En todo el mundo se coordinan estrategias institucionales, pedagógicas, políticas para sostener un espacio educativo que es vital para la sociedad sin convertir ese encuentro en un riesgo. Inicialmente, ésto implicó adaptarse a la virtualidad pero, poco a poco, muchos países han puesto en marcha planes de retorno a los espacios presenciales con sus protocolos y medidas. Algunos debieron desandar el camino y otros, en cambio, encontraron la oportunidad de renovar los modos de habitar el espacio de aprendizaje.
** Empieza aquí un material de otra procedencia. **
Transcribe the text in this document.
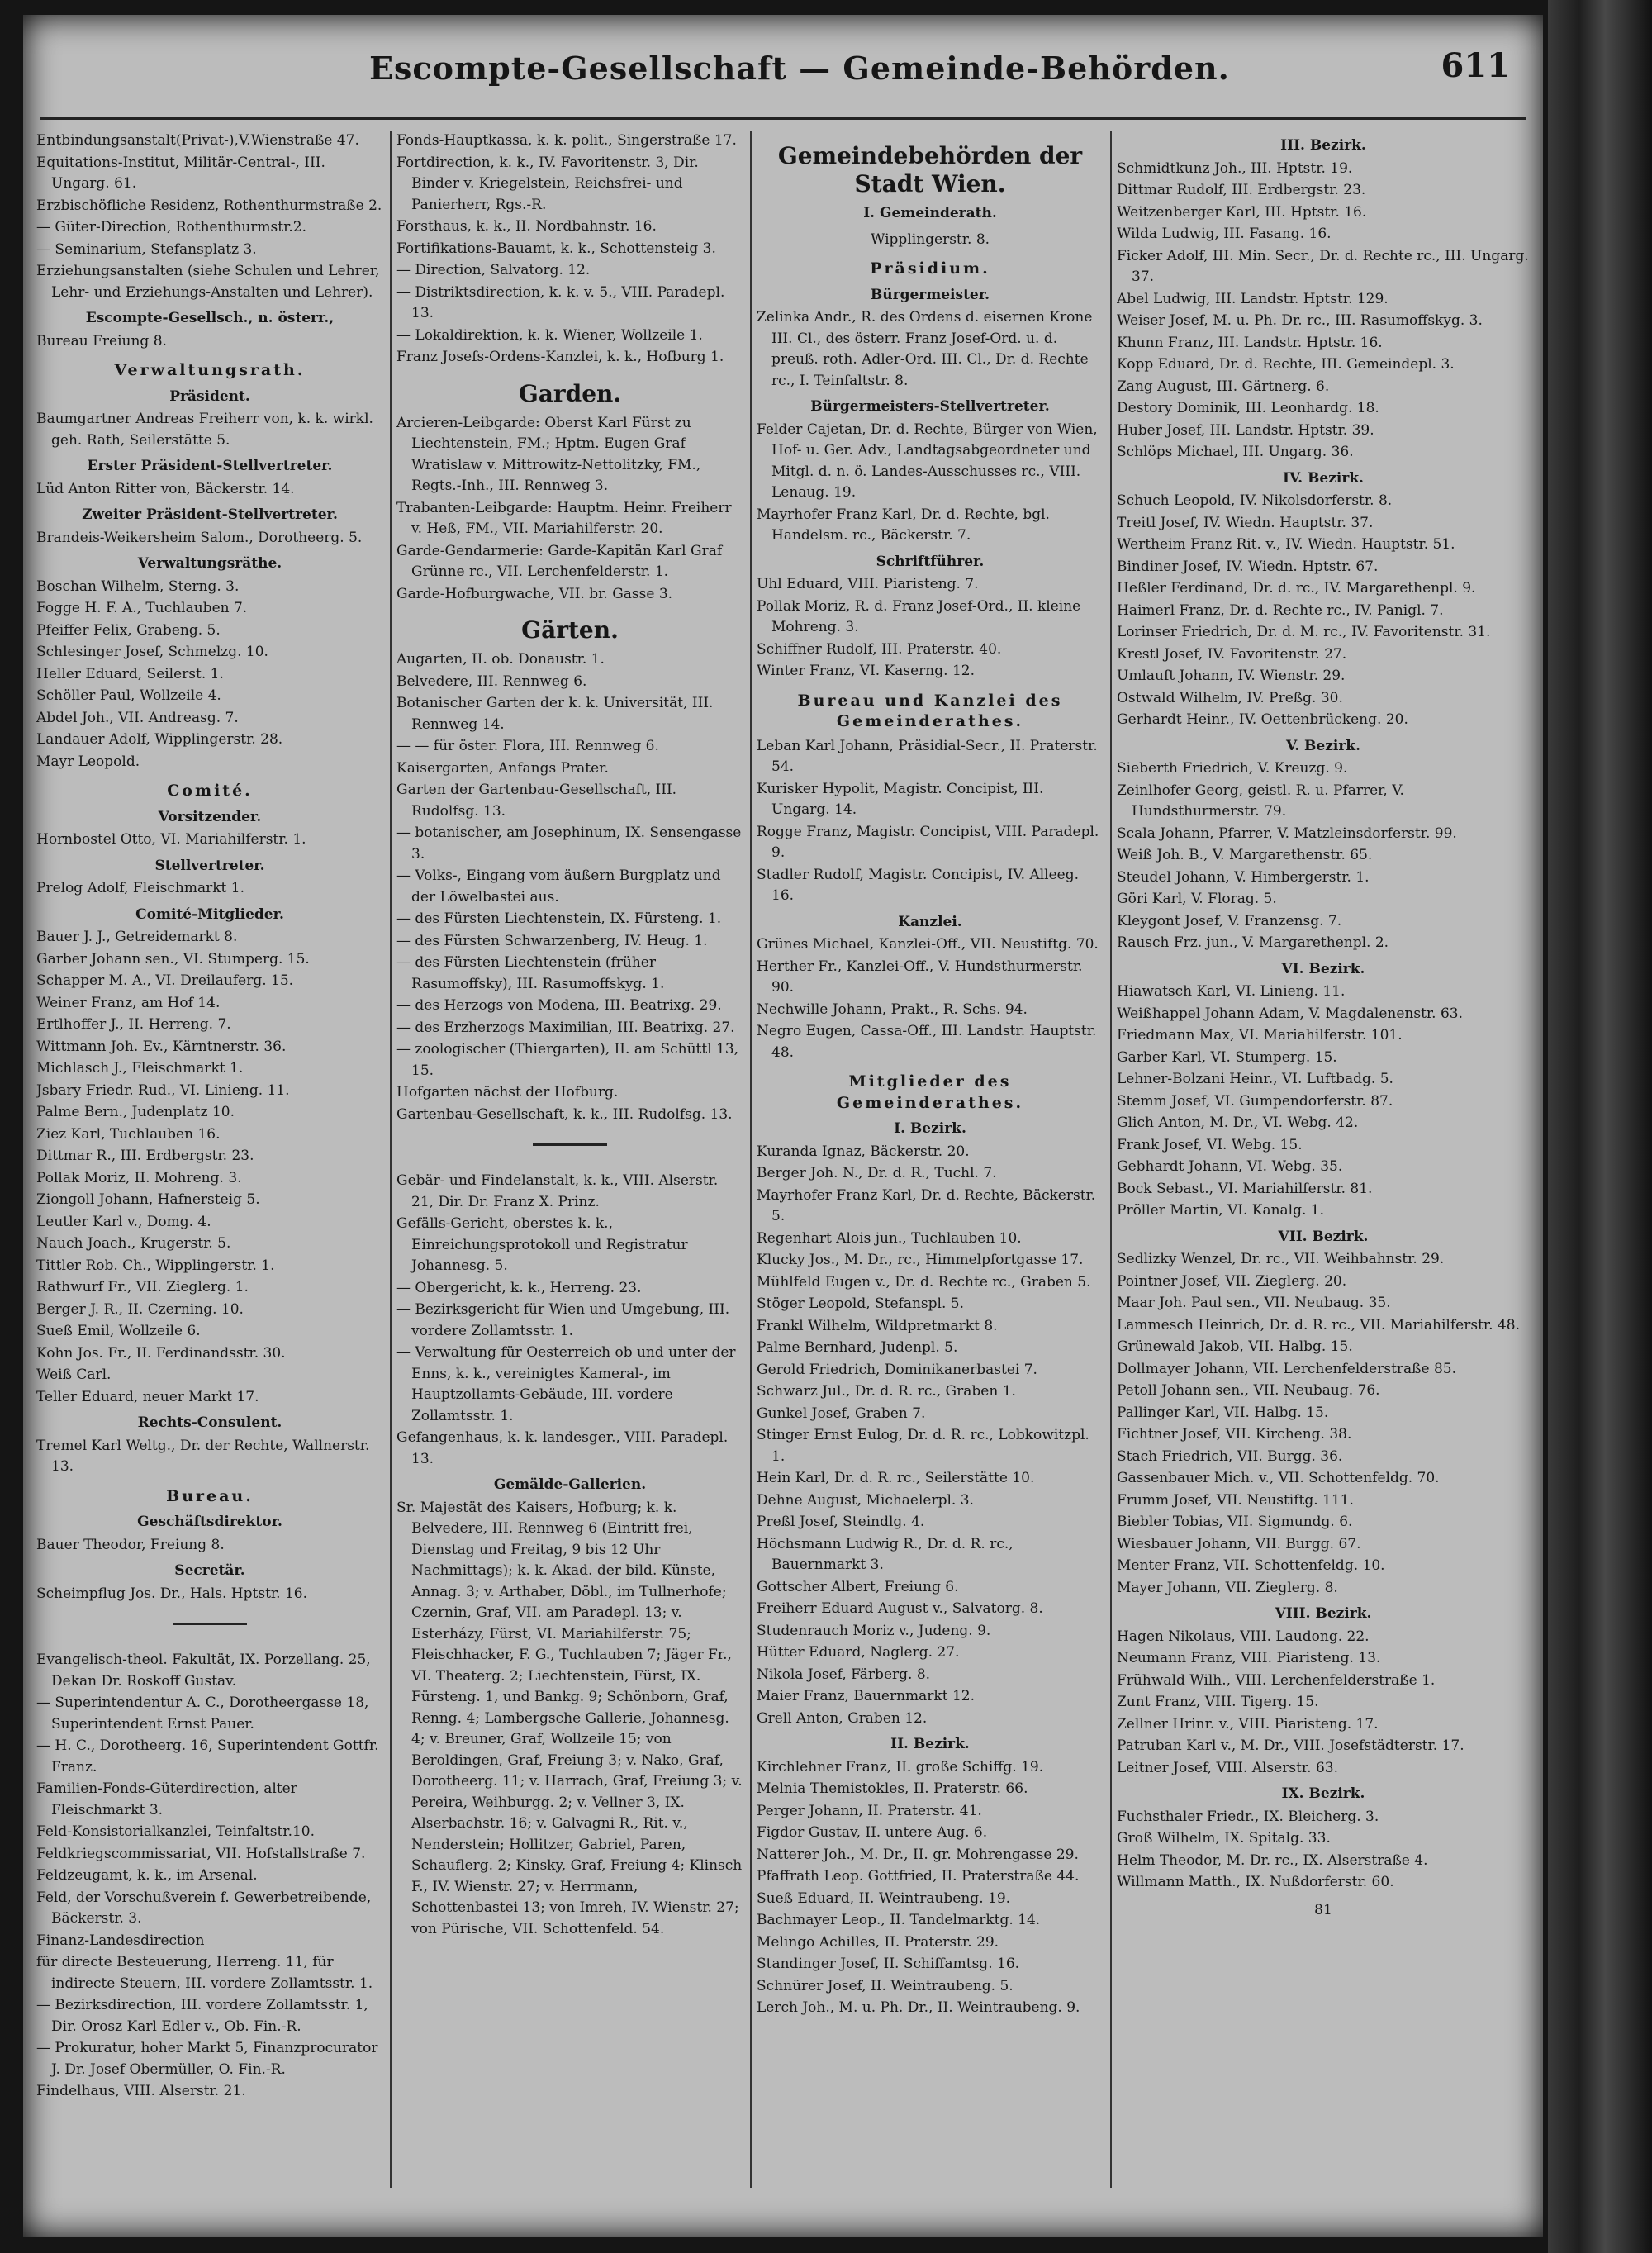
Escompte-Gesellschaft — Gemeinde-Behörden.	611
Entbindungsanstalt(Privat-),V.Wienstraße 47.
Equitations-Institut, Militär-Central-, III. Ungarg. 61.
Erzbischöfliche Residenz, Rothenthurmstraße 2.
— Güter-Direction, Rothenthurmstr.2.
— Seminarium, Stefansplatz 3.
Erziehungsanstalten (siehe Schulen und Lehrer, Lehr- und Erziehungs-Anstalten und Lehrer).
Escompte-Gesellsch., n. österr.,
Bureau Freiung 8.
Verwaltungsrath.
Präsident.
Baumgartner Andreas Freiherr von, k. k. wirkl. geh. Rath, Seilerstätte 5.
Erster Präsident-Stellvertreter.
Lüd Anton Ritter von, Bäckerstr. 14.
Zweiter Präsident-Stellvertreter.
Brandeis-Weikersheim Salom., Dorotheerg. 5.
Verwaltungsräthe.
Boschan Wilhelm, Sterng. 3.
Fogge H. F. A., Tuchlauben 7.
Pfeiffer Felix, Grabeng. 5.
Schlesinger Josef, Schmelzg. 10.
Heller Eduard, Seilerst. 1.
Schöller Paul, Wollzeile 4.
Abdel Joh., VII. Andreasg. 7.
Landauer Adolf, Wipplingerstr. 28.
Mayr Leopold.
Comité.
Vorsitzender.
Hornbostel Otto, VI. Mariahilferstr. 1.
Stellvertreter.
Prelog Adolf, Fleischmarkt 1.
Comité-Mitglieder.
Bauer J. J., Getreidemarkt 8.
Garber Johann sen., VI. Stumperg. 15.
Schapper M. A., VI. Dreilauferg. 15.
Weiner Franz, am Hof 14.
Ertlhoffer J., II. Herreng. 7.
Wittmann Joh. Ev., Kärntnerstr. 36.
Michlasch J., Fleischmarkt 1.
Jsbary Friedr. Rud., VI. Linieng. 11.
Palme Bern., Judenplatz 10.
Ziez Karl, Tuchlauben 16.
Dittmar R., III. Erdbergstr. 23.
Pollak Moriz, II. Mohreng. 3.
Ziongoll Johann, Hafnersteig 5.
Leutler Karl v., Domg. 4.
Nauch Joach., Krugerstr. 5.
Tittler Rob. Ch., Wipplingerstr. 1.
Rathwurf Fr., VII. Zieglerg. 1.
Berger J. R., II. Czerning. 10.
Sueß Emil, Wollzeile 6.
Kohn Jos. Fr., II. Ferdinandsstr. 30.
Weiß Carl.
Teller Eduard, neuer Markt 17.
Rechts-Consulent.
Tremel Karl Weltg., Dr. der Rechte, Wallnerstr. 13.
Bureau.
Geschäftsdirektor.
Bauer Theodor, Freiung 8.
Secretär.
Scheimpflug Jos. Dr., Hals. Hptstr. 16.
Evangelisch-theol. Fakultät, IX. Porzellang. 25, Dekan Dr. Roskoff Gustav.
— Superintendentur A. C., Dorotheergasse 18, Superintendent Ernst Pauer.
— H. C., Dorotheerg. 16, Superintendent Gottfr. Franz.
Familien-Fonds-Güterdirection, alter Fleischmarkt 3.
Feld-Konsistorialkanzlei, Teinfaltstr.10.
Feldkriegscommissariat, VII. Hofstallstraße 7.
Feldzeugamt, k. k., im Arsenal.
Feld, der Vorschußverein f. Gewerbetreibende, Bäckerstr. 3.
Finanz-Landesdirection
für directe Besteuerung, Herreng. 11, für indirecte Steuern, III. vordere Zollamtsstr. 1.
— Bezirksdirection, III. vordere Zollamtsstr. 1, Dir. Orosz Karl Edler v., Ob. Fin.-R.
— Prokuratur, hoher Markt 5, Finanzprocurator J. Dr. Josef Obermüller, O. Fin.-R.
Findelhaus, VIII. Alserstr. 21.
Fonds-Hauptkassa, k. k. polit., Singerstraße 17.
Fortdirection, k. k., IV. Favoritenstr. 3, Dir. Binder v. Kriegelstein, Reichsfrei- und Panierherr, Rgs.-R.
Forsthaus, k. k., II. Nordbahnstr. 16.
Fortifikations-Bauamt, k. k., Schottensteig 3.
— Direction, Salvatorg. 12.
— Distriktsdirection, k. k. v. 5., VIII. Paradepl. 13.
— Lokaldirektion, k. k. Wiener, Wollzeile 1.
Franz Josefs-Ordens-Kanzlei, k. k., Hofburg 1.
Garden.
Arcieren-Leibgarde: Oberst Karl Fürst zu Liechtenstein, FM.; Hptm. Eugen Graf Wratislaw v. Mittrowitz-Nettolitzky, FM., Regts.-Inh., III. Rennweg 3.
Trabanten-Leibgarde: Hauptm. Heinr. Freiherr v. Heß, FM., VII. Mariahilferstr. 20.
Garde-Gendarmerie: Garde-Kapitän Karl Graf Grünne rc., VII. Lerchenfelderstr. 1.
Garde-Hofburgwache, VII. br. Gasse 3.
Gärten.
Augarten, II. ob. Donaustr. 1.
Belvedere, III. Rennweg 6.
Botanischer Garten der k. k. Universität, III. Rennweg 14.
— — für öster. Flora, III. Rennweg 6.
Kaisergarten, Anfangs Prater.
Garten der Gartenbau-Gesellschaft, III. Rudolfsg. 13.
— botanischer, am Josephinum, IX. Sensengasse 3.
— Volks-, Eingang vom äußern Burgplatz und der Löwelbastei aus.
— des Fürsten Liechtenstein, IX. Fürsteng. 1.
— des Fürsten Schwarzenberg, IV. Heug. 1.
— des Fürsten Liechtenstein (früher Rasumoffsky), III. Rasumoffskyg. 1.
— des Herzogs von Modena, III. Beatrixg. 29.
— des Erzherzogs Maximilian, III. Beatrixg. 27.
— zoologischer (Thiergarten), II. am Schüttl 13, 15.
Hofgarten nächst der Hofburg.
Gartenbau-Gesellschaft, k. k., III. Rudolfsg. 13.
Gebär- und Findelanstalt, k. k., VIII. Alserstr. 21, Dir. Dr. Franz X. Prinz.
Gefälls-Gericht, oberstes k. k., Einreichungsprotokoll und Registratur Johannesg. 5.
— Obergericht, k. k., Herreng. 23.
— Bezirksgericht für Wien und Umgebung, III. vordere Zollamtsstr. 1.
— Verwaltung für Oesterreich ob und unter der Enns, k. k., vereinigtes Kameral-, im Hauptzollamts-Gebäude, III. vordere Zollamtsstr. 1.
Gefangenhaus, k. k. landesger., VIII. Paradepl. 13.
Gemälde-Gallerien.
Sr. Majestät des Kaisers, Hofburg; k. k. Belvedere, III. Rennweg 6 (Eintritt frei, Dienstag und Freitag, 9 bis 12 Uhr Nachmittags); k. k. Akad. der bild. Künste, Annag. 3; v. Arthaber, Döbl., im Tullnerhofe; Czernin, Graf, VII. am Paradepl. 13; v. Esterházy, Fürst, VI. Mariahilferstr. 75; Fleischhacker, F. G., Tuchlauben 7; Jäger Fr., VI. Theaterg. 2; Liechtenstein, Fürst, IX. Fürsteng. 1, und Bankg. 9; Schönborn, Graf, Renng. 4; Lambergsche Gallerie, Johannesg. 4; v. Breuner, Graf, Wollzeile 15; von Beroldingen, Graf, Freiung 3; v. Nako, Graf, Dorotheerg. 11; v. Harrach, Graf, Freiung 3; v. Pereira, Weihburgg. 2; v. Vellner 3, IX. Alserbachstr. 16; v. Galvagni R., Rit. v., Nenderstein; Hollitzer, Gabriel, Paren, Schauflerg. 2; Kinsky, Graf, Freiung 4; Klinsch F., IV. Wienstr. 27; v. Herrmann, Schottenbastei 13; von Imreh, IV. Wienstr. 27; von Pürische, VII. Schottenfeld. 54.
Gemeindebehörden der Stadt Wien.
I. Gemeinderath.
Wipplingerstr. 8.
Präsidium.
Bürgermeister.
Zelinka Andr., R. des Ordens d. eisernen Krone III. Cl., des österr. Franz Josef-Ord. u. d. preuß. roth. Adler-Ord. III. Cl., Dr. d. Rechte rc., I. Teinfaltstr. 8.
Bürgermeisters-Stellvertreter.
Felder Cajetan, Dr. d. Rechte, Bürger von Wien, Hof- u. Ger. Adv., Landtagsabgeordneter und Mitgl. d. n. ö. Landes-Ausschusses rc., VIII. Lenaug. 19.
Mayrhofer Franz Karl, Dr. d. Rechte, bgl. Handelsm. rc., Bäckerstr. 7.
Schriftführer.
Uhl Eduard, VIII. Piaristeng. 7.
Pollak Moriz, R. d. Franz Josef-Ord., II. kleine Mohreng. 3.
Schiffner Rudolf, III. Praterstr. 40.
Winter Franz, VI. Kaserng. 12.
Bureau und Kanzlei des Gemeinderathes.
Leban Karl Johann, Präsidial-Secr., II. Praterstr. 54.
Kurisker Hypolit, Magistr. Concipist, III. Ungarg. 14.
Rogge Franz, Magistr. Concipist, VIII. Paradepl. 9.
Stadler Rudolf, Magistr. Concipist, IV. Alleeg. 16.
Kanzlei.
Grünes Michael, Kanzlei-Off., VII. Neustiftg. 70.
Herther Fr., Kanzlei-Off., V. Hundsthurmerstr. 90.
Nechwille Johann, Prakt., R. Schs. 94.
Negro Eugen, Cassa-Off., III. Landstr. Hauptstr. 48.
Mitglieder des Gemeinderathes.
I. Bezirk.
Kuranda Ignaz, Bäckerstr. 20.
Berger Joh. N., Dr. d. R., Tuchl. 7.
Mayrhofer Franz Karl, Dr. d. Rechte, Bäckerstr. 5.
Regenhart Alois jun., Tuchlauben 10.
Klucky Jos., M. Dr., rc., Himmelpfortgasse 17.
Mühlfeld Eugen v., Dr. d. Rechte rc., Graben 5.
Stöger Leopold, Stefanspl. 5.
Frankl Wilhelm, Wildpretmarkt 8.
Palme Bernhard, Judenpl. 5.
Gerold Friedrich, Dominikanerbastei 7.
Schwarz Jul., Dr. d. R. rc., Graben 1.
Gunkel Josef, Graben 7.
Stinger Ernst Eulog, Dr. d. R. rc., Lobkowitzpl. 1.
Hein Karl, Dr. d. R. rc., Seilerstätte 10.
Dehne August, Michaelerpl. 3.
Preßl Josef, Steindlg. 4.
Höchsmann Ludwig R., Dr. d. R. rc., Bauernmarkt 3.
Gottscher Albert, Freiung 6.
Freiherr Eduard August v., Salvatorg. 8.
Studenrauch Moriz v., Judeng. 9.
Hütter Eduard, Naglerg. 27.
Nikola Josef, Färberg. 8.
Maier Franz, Bauernmarkt 12.
Grell Anton, Graben 12.
II. Bezirk.
Kirchlehner Franz, II. große Schiffg. 19.
Melnia Themistokles, II. Praterstr. 66.
Perger Johann, II. Praterstr. 41.
Figdor Gustav, II. untere Aug. 6.
Natterer Joh., M. Dr., II. gr. Mohrengasse 29.
Pfaffrath Leop. Gottfried, II. Praterstraße 44.
Sueß Eduard, II. Weintraubeng. 19.
Bachmayer Leop., II. Tandelmarktg. 14.
Melingo Achilles, II. Praterstr. 29.
Standinger Josef, II. Schiffamtsg. 16.
Schnürer Josef, II. Weintraubeng. 5.
Lerch Joh., M. u. Ph. Dr., II. Weintraubeng. 9.
III. Bezirk.
Schmidtkunz Joh., III. Hptstr. 19.
Dittmar Rudolf, III. Erdbergstr. 23.
Weitzenberger Karl, III. Hptstr. 16.
Wilda Ludwig, III. Fasang. 16.
Ficker Adolf, III. Min. Secr., Dr. d. Rechte rc., III. Ungarg. 37.
Abel Ludwig, III. Landstr. Hptstr. 129.
Weiser Josef, M. u. Ph. Dr. rc., III. Rasumoffskyg. 3.
Khunn Franz, III. Landstr. Hptstr. 16.
Kopp Eduard, Dr. d. Rechte, III. Gemeindepl. 3.
Zang August, III. Gärtnerg. 6.
Destory Dominik, III. Leonhardg. 18.
Huber Josef, III. Landstr. Hptstr. 39.
Schlöps Michael, III. Ungarg. 36.
IV. Bezirk.
Schuch Leopold, IV. Nikolsdorferstr. 8.
Treitl Josef, IV. Wiedn. Hauptstr. 37.
Wertheim Franz Rit. v., IV. Wiedn. Hauptstr. 51.
Bindiner Josef, IV. Wiedn. Hptstr. 67.
Heßler Ferdinand, Dr. d. rc., IV. Margarethenpl. 9.
Haimerl Franz, Dr. d. Rechte rc., IV. Panigl. 7.
Lorinser Friedrich, Dr. d. M. rc., IV. Favoritenstr. 31.
Krestl Josef, IV. Favoritenstr. 27.
Umlauft Johann, IV. Wienstr. 29.
Ostwald Wilhelm, IV. Preßg. 30.
Gerhardt Heinr., IV. Oettenbrückeng. 20.
V. Bezirk.
Sieberth Friedrich, V. Kreuzg. 9.
Zeinlhofer Georg, geistl. R. u. Pfarrer, V. Hundsthurmerstr. 79.
Scala Johann, Pfarrer, V. Matzleinsdorferstr. 99.
Weiß Joh. B., V. Margarethenstr. 65.
Steudel Johann, V. Himbergerstr. 1.
Göri Karl, V. Florag. 5.
Kleygont Josef, V. Franzensg. 7.
Rausch Frz. jun., V. Margarethenpl. 2.
VI. Bezirk.
Hiawatsch Karl, VI. Linieng. 11.
Weißhappel Johann Adam, V. Magdalenenstr. 63.
Friedmann Max, VI. Mariahilferstr. 101.
Garber Karl, VI. Stumperg. 15.
Lehner-Bolzani Heinr., VI. Luftbadg. 5.
Stemm Josef, VI. Gumpendorferstr. 87.
Glich Anton, M. Dr., VI. Webg. 42.
Frank Josef, VI. Webg. 15.
Gebhardt Johann, VI. Webg. 35.
Bock Sebast., VI. Mariahilferstr. 81.
Pröller Martin, VI. Kanalg. 1.
VII. Bezirk.
Sedlizky Wenzel, Dr. rc., VII. Weihbahnstr. 29.
Pointner Josef, VII. Zieglerg. 20.
Maar Joh. Paul sen., VII. Neubaug. 35.
Lammesch Heinrich, Dr. d. R. rc., VII. Mariahilferstr. 48.
Grünewald Jakob, VII. Halbg. 15.
Dollmayer Johann, VII. Lerchenfelderstraße 85.
Petoll Johann sen., VII. Neubaug. 76.
Pallinger Karl, VII. Halbg. 15.
Fichtner Josef, VII. Kircheng. 38.
Stach Friedrich, VII. Burgg. 36.
Gassenbauer Mich. v., VII. Schottenfeldg. 70.
Frumm Josef, VII. Neustiftg. 111.
Biebler Tobias, VII. Sigmundg. 6.
Wiesbauer Johann, VII. Burgg. 67.
Menter Franz, VII. Schottenfeldg. 10.
Mayer Johann, VII. Zieglerg. 8.
VIII. Bezirk.
Hagen Nikolaus, VIII. Laudong. 22.
Neumann Franz, VIII. Piaristeng. 13.
Frühwald Wilh., VIII. Lerchenfelderstraße 1.
Zunt Franz, VIII. Tigerg. 15.
Zellner Hrinr. v., VIII. Piaristeng. 17.
Patruban Karl v., M. Dr., VIII. Josefstädterstr. 17.
Leitner Josef, VIII. Alserstr. 63.
IX. Bezirk.
Fuchsthaler Friedr., IX. Bleicherg. 3.
Groß Wilhelm, IX. Spitalg. 33.
Helm Theodor, M. Dr. rc., IX. Alserstraße 4.
Willmann Matth., IX. Nußdorferstr. 60.
81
Y cada ensayo es simultáneamente un indicador y una alternativa para que los demás aprendamos de esa experiencia.

Uno de esos casos es el de las “bosque-escuelas” o “aulas en la naturaleza” que, desde hace décadas, basan su metodología en una propuesta integral completamente al aire libre y tienen como propósito utilizar el contacto cotidiano con la naturaleza para favorecer la autonomía y crear conciencia ecológica en las futuras generaciones.

En muchos casos, estas escuelas han vuelto a clases presenciales y, en muchos otros, han sido las escuelas tradicionales las que han recreado esta metodología para reconfigurar su propuesta y poder volver a los encuentros cara a cara y codo a codo, para recuperar la oportunidad de que los niños y niñas encuentren, en un contexto abrumador, otros en quienes mirarse y saberse acompañados.

En otros casos, la propuesta de las escuelas consistió en compartimentar grupos y jornadas y usar espacios más amplios -como gimnasios- para lograr la distancia segura. Y en otros, simplemente, se espera un contexto local lo suficientemente propicio para definir el Plan que se seguirá.

Los niños y niñas de hoy llevan mucho tiempo de su vida sin ejercitar otros lazos que los familiares, mucho tiempo sin practicar los modos de convivencia, mucho tiempo sin empatizar con otros iguales a sí mismos; a diferencia de lo que vivimos los adultos.

Si volver al aula no es posible, quizás el aula pueda -por un rato- cambiar su fisonomía, dejarle las sumas y las restas a los videos, las plataformas y las reuniones por zoom -que la escuela ya logró- y pensar alternativas para retomar, no los aspectos académicos, sino los convivenciales -que no le atañen menos- y se logran practicándolos. Quizás, sólo quizás, seamos los adultos los que tenemos una nueva oportunidad de aprender y lograr así que los chicos conserven la suya.